Note the publish day of this article. There will be a proper one on Terascale 3 later on, don’t worry. But for now, happy April Fools Day!
Prestige is everything for computer hardware manufacturers. A few percentage points may not make or break someone’s gaming experience, or make some new workload accessible to the masses; but it does boost a manufacturer’s reputation. A tangential question, then, is what would happen if we increased the model number by a few percentage points. 6950 is 0.7% higher than 6900, after all. So, what does such an increase to the model number get you?
Fortunately, we can figure this out in all the detail we’re used to. I have an AMD Radeon HD 6950 to compare to the Radeon RX 6900 XT. Ideally I would compare the 6950 XT and 6900 XT, but that would cost money.
Comparing Architectural Building Blocks
The Radeon HD 6950 and Radeon RX 6900XT use very different architectures, even though both products belong to the 6000 series and share a brand name. AMD’s Radeon HD 6950 uses the Terascale 3 architecture. Terascale 3’s building blocks are called SIMD Engines, and the HD 6950 has 22 of them enabled out of 24 on the die. Like GCN, Terascale 3 runs in wave64 mode. That means each instruction works across a 64-wide vector. Each element is 32 bits wide, making it a bit like AVX-2048.
Because the SIMD Engine has a 16-lane execution unit, the 64-wide wave is executed over four cycles. A single thread can’t execute instructions back to back because of register port conflicts, so instructions effectively have eight cycle minimum latency, and a SIMD engine needs at least two waves in flight to keep the execution unit busy. Each execution lane is VLIW4, meaning it’s four components wide; so the SIMD can execute 64 FP32 operations per cycle. With VLIW packing in mind, a SIMD would need 64 * 2 * 4 = 512 operations in flight in order to reach its maximum compute throughput.
In contrast, RDNA 2 focuses on making the execution units easy to feed. It uses much larger building blocks as well, called Workgroup Processors, or WGPs. Each WGP consists of four 32-wide SIMDs, which can execute either wave32 or wave64 instructions. These SIMDs are comparable to Terascale’s SIMD engines, in that both have their scheduler feeding an execution unit. However, RDNA 2 SIMDs are far easier to feed. They can complete a 32-wide wave every cycle, and execute instructions from the same thread back to back. They don’t need VLIW packing either. In fact, a WGP with 128 FP32 lanes only needs 128 operations in flight to fully utilize those execution units.
Terascale 3 and RDNA 2 have different priorities when it comes to execution unit design. For a fairer comparison, the 6900 XT is forced into CU mode for instruction rate testing. That means the LDS is partitioned into two 64 KB sections. If we run a single workgroup, it has to stay on one half of a WGP, with 64 lanes. Comparisons are easier if we can compare 64 lanes to 64 lanes, right? I’ve also locked the 6900 XT to the same 800 MHz clock speed so I can divide by 0.8 for per-cycle throughput across both GPUs, saving a few keypresses in Excel.

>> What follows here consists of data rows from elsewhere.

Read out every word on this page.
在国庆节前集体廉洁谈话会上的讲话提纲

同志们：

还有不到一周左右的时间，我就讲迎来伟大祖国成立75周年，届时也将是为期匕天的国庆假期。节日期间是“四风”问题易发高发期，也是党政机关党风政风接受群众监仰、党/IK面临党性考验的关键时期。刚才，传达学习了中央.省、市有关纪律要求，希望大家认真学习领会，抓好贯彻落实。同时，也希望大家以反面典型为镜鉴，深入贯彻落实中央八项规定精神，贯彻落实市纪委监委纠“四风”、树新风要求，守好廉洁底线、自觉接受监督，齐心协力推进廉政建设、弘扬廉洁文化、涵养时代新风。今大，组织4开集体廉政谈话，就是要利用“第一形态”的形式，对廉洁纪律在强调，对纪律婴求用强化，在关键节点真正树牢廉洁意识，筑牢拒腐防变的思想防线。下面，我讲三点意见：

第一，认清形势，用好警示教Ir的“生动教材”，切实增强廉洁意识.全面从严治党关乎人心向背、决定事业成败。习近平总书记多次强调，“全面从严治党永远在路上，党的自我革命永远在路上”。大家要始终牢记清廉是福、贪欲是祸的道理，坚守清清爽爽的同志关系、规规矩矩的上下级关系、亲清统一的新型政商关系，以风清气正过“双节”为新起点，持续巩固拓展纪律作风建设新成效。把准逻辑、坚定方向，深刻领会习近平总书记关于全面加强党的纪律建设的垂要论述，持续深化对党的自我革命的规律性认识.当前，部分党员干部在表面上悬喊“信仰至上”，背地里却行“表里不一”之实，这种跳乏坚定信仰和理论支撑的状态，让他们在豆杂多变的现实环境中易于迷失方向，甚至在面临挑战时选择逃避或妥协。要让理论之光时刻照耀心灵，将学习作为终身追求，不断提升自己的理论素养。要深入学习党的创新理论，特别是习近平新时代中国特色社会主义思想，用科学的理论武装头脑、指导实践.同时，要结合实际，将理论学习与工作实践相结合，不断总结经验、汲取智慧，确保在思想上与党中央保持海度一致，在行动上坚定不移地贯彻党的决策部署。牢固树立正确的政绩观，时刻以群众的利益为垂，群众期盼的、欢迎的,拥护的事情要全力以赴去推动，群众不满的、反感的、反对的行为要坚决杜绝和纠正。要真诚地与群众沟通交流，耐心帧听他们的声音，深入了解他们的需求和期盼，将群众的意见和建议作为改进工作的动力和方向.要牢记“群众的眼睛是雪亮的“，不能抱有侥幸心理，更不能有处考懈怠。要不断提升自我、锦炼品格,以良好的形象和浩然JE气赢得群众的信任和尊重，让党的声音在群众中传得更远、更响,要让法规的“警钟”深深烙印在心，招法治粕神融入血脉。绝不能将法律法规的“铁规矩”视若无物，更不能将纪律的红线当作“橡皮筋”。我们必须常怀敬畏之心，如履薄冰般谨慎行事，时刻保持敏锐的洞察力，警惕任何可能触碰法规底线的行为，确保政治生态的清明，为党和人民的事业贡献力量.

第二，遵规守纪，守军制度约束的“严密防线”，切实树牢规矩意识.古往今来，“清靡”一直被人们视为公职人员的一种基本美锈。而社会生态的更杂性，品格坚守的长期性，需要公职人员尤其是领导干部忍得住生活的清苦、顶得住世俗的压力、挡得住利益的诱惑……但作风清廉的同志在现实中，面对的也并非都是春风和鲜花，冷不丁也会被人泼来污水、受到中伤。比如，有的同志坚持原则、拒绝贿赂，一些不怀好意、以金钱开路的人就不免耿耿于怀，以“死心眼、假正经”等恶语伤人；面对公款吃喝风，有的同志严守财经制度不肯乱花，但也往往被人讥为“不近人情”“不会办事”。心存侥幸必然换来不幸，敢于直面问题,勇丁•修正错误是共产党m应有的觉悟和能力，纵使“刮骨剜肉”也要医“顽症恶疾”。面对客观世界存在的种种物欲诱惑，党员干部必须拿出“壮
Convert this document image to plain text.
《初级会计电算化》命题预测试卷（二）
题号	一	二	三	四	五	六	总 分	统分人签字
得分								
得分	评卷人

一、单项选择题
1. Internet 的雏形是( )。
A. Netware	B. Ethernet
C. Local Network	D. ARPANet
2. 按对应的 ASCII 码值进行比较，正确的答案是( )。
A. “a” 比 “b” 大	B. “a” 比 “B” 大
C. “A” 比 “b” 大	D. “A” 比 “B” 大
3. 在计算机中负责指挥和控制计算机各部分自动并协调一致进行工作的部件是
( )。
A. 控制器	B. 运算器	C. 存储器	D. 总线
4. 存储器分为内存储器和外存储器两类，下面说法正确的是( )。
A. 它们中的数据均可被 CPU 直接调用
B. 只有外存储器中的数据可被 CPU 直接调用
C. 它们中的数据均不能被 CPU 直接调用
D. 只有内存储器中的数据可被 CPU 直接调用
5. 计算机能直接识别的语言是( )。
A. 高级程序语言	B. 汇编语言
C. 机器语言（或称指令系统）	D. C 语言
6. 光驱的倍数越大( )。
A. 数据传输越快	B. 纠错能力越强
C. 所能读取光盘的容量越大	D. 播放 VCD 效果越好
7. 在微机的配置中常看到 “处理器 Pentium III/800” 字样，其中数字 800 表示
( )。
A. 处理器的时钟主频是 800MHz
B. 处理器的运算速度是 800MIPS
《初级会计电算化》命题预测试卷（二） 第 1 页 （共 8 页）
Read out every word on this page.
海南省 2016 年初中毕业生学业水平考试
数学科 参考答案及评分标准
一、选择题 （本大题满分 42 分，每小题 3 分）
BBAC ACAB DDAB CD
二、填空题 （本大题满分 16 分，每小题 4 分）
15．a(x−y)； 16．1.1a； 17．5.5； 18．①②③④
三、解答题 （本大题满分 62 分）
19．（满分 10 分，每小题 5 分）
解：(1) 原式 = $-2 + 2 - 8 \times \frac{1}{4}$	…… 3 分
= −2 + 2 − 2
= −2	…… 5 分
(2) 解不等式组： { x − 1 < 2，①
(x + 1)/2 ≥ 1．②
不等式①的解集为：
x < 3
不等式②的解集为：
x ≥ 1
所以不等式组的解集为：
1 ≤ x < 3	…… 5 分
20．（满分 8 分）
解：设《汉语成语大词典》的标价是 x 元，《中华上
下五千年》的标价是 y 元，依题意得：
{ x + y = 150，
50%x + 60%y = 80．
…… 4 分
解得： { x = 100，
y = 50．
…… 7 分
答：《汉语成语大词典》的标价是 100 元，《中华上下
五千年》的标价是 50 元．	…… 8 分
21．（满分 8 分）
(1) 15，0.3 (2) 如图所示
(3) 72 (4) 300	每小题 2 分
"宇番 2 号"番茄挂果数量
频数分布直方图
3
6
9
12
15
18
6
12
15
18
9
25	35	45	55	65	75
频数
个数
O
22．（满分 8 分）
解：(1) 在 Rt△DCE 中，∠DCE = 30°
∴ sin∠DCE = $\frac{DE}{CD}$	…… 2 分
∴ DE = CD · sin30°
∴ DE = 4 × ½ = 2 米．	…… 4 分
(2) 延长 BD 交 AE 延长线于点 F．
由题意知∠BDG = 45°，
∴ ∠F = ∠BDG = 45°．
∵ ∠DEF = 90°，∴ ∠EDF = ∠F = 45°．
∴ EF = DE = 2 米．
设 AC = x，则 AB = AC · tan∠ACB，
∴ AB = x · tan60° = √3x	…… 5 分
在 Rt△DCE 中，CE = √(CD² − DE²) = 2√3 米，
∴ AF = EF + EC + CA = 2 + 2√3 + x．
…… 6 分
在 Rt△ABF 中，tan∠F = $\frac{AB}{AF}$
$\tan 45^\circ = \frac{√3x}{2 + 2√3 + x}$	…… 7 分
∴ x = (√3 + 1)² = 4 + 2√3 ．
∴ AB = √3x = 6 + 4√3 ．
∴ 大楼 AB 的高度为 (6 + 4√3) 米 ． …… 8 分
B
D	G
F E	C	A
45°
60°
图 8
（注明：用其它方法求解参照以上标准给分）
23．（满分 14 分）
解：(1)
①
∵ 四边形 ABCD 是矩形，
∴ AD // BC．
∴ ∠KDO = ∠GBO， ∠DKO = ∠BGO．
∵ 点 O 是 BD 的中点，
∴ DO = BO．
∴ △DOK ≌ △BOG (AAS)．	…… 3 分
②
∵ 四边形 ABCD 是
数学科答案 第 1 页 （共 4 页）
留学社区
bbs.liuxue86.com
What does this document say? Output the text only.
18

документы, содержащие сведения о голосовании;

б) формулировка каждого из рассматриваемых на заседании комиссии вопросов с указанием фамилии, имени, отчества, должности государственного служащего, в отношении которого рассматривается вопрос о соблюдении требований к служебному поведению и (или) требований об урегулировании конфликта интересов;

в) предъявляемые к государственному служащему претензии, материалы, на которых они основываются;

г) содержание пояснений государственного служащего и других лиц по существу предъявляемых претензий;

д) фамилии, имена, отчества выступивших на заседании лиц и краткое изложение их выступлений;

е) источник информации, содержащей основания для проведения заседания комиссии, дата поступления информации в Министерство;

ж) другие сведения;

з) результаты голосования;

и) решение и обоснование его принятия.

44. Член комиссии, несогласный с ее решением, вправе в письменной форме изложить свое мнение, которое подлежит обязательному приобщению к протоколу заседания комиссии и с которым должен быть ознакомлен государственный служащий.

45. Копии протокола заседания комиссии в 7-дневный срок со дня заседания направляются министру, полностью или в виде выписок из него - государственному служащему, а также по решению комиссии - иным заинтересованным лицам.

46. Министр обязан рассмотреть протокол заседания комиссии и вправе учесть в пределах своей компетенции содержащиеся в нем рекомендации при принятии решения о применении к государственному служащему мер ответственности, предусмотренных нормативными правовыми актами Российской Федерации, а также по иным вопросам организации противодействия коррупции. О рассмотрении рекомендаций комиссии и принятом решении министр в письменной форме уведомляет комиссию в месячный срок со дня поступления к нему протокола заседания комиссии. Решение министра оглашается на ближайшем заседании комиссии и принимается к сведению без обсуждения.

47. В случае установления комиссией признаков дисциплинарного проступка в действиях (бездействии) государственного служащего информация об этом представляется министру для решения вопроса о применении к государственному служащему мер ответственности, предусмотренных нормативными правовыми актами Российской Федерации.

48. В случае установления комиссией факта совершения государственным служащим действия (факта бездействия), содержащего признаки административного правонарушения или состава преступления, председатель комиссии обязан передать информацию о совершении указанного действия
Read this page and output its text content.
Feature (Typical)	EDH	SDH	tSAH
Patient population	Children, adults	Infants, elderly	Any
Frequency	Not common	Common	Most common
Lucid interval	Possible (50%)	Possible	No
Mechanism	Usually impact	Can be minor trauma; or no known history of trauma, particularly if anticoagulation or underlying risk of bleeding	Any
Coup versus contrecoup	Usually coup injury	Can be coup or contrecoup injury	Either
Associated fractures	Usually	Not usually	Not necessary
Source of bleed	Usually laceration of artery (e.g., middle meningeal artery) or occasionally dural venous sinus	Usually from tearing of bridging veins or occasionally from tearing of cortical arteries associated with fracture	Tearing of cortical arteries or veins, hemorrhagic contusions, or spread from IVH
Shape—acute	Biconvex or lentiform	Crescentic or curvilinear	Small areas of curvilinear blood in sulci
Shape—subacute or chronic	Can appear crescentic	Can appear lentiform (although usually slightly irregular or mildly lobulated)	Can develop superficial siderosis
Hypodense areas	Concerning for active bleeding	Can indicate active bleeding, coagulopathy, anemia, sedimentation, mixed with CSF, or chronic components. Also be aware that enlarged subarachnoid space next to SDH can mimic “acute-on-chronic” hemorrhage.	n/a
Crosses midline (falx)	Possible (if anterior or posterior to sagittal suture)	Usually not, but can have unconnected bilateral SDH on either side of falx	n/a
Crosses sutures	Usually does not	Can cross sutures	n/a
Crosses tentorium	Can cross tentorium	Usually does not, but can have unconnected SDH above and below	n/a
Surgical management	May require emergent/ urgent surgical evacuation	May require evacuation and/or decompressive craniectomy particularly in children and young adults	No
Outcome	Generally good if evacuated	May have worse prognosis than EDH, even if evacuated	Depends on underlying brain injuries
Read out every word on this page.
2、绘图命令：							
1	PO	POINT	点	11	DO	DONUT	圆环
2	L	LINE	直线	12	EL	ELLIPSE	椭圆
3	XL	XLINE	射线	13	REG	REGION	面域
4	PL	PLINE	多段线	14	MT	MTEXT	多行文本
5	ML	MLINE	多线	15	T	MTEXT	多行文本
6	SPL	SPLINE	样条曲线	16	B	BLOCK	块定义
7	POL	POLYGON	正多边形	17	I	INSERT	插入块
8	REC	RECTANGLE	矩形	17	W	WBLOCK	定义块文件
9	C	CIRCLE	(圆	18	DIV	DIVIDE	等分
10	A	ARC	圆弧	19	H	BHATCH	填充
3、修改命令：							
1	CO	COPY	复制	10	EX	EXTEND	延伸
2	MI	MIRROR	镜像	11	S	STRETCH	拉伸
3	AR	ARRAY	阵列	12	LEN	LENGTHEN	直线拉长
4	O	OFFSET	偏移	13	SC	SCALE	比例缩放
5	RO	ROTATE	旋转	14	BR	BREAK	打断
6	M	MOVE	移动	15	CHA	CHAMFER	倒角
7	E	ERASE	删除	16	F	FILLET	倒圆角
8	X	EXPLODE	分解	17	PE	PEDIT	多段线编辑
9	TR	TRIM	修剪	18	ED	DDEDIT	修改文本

The HD 6950 has impressive FP64 performance, though it does take a bit of coaxing to get maximum performance out of the design. AMD’s old driver is prone to translating a * b + c into separate FP64 multiplies and adds. It won’t emit a FMA_64 instruction unless you use the OpenCL MAD() function, which prefers speed over accuracy. Therefore, you have to be MAD to get the most out of Terascale 3’s FP64 performance. But even if you dislike being MAD, Terascale 3 is still a very competent FP64 performer compared to RDNA 2.
Under the hood, Terascale 3’s register file is organized into four banks, named X, Y, Z, and W. FP64 is dealt with by using the corresponding registers in a pair of banks to store a 64-bit value, and using a pair of VLIW lanes (XY or ZW) to perform the calculation. Each VLIW lane can only write a result to its corresponding register bank, and the same restriction applies for FP64.
For comparison, the 6900 XT is a terrible FP64 performer. The HD 6950 came out at a time when people were wondering if GPU compute would be widely used, with some fantasizing about GPUs acting like a second FPU. Good FP64 throughput would be useful for offloading a wider variety of workloads, because FP64 is used a lot with CPUs. In contrast, RDNA 2 came out when GPU compute was clearly a secondary role for consumers.
RDNA 2 has an advantage with special functions like reciprocal and inverse square root, though funny enough the throughput for these functions did not change between CU mode and WGP mode. Maybe there’s one 32-wide unit shared across the entire WGP, who knows.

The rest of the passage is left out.